= Image fidelity =

Image fidelity, often referred to as the ability to discriminate between two images or how closely the image represents the real source distribution. Different from image quality, which is often referred to as the subject preference for one image over another, image fidelity represents the ability of a process to render an image accurately, without any visible distortion or information loss. The two terms are often used interchangeably, but they are not the same.

If we cannot detect the difference between a photograph and a digitally printed image, we might conclude that the digital print has photographic image quality. But subjective impressions of image quality are much more difficult to characterize and, consequently, nearly impossible to quantify. It is not difficult to demonstrate that people use multiple visual factors or dimensions in complex non-linear combinations to make judgements about image quality. There are also significant individual differences in their judgements.

== Image fidelity in photography ==
In photography, image fidelity is also referred to as micro-contrast or 3D pop. The inner tonal rendition of an image could be found as more shades and details are rendered.

There are three ways to increase image fidelity.

The first is to adopt a high transmission lens on the camera. Lenses with high transmissive characteristics can direct more light into the sensors.

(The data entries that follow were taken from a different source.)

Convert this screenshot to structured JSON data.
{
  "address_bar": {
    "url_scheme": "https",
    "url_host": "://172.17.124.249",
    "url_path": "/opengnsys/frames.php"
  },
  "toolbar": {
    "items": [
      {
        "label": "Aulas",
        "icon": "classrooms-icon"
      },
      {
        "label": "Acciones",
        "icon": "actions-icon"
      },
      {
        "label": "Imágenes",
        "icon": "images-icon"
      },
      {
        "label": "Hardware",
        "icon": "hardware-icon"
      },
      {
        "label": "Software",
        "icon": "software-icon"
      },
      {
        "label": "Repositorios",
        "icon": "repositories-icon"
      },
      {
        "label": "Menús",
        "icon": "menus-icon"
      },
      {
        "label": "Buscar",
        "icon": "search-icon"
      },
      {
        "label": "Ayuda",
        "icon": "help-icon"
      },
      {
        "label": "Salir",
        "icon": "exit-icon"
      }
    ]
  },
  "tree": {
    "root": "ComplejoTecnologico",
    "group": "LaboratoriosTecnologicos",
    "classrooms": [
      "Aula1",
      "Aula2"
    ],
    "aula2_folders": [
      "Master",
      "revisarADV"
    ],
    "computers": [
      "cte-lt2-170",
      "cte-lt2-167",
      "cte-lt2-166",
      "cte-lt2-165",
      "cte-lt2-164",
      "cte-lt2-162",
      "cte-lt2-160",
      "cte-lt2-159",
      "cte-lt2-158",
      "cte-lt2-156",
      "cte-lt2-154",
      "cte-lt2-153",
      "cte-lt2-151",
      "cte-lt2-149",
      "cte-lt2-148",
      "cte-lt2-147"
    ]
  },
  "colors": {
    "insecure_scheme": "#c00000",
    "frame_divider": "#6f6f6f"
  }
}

The second is to increase the sensor saturation. There are two ways do this:
- Reduce the thickness of the filter array on the camera sensor so that more low-gain light can be recorded
- Increase the light on the subject so that the sensors are more saturated.
The latter is more common. Flash is usually the method used to achieve it.

Third, reducing or removing the color filter array on a camera sensor. To remove or reduce the thickness of the filter array on the camera sensor so that more low-gain light can be recorded. This process is also called "Debayering a sensor".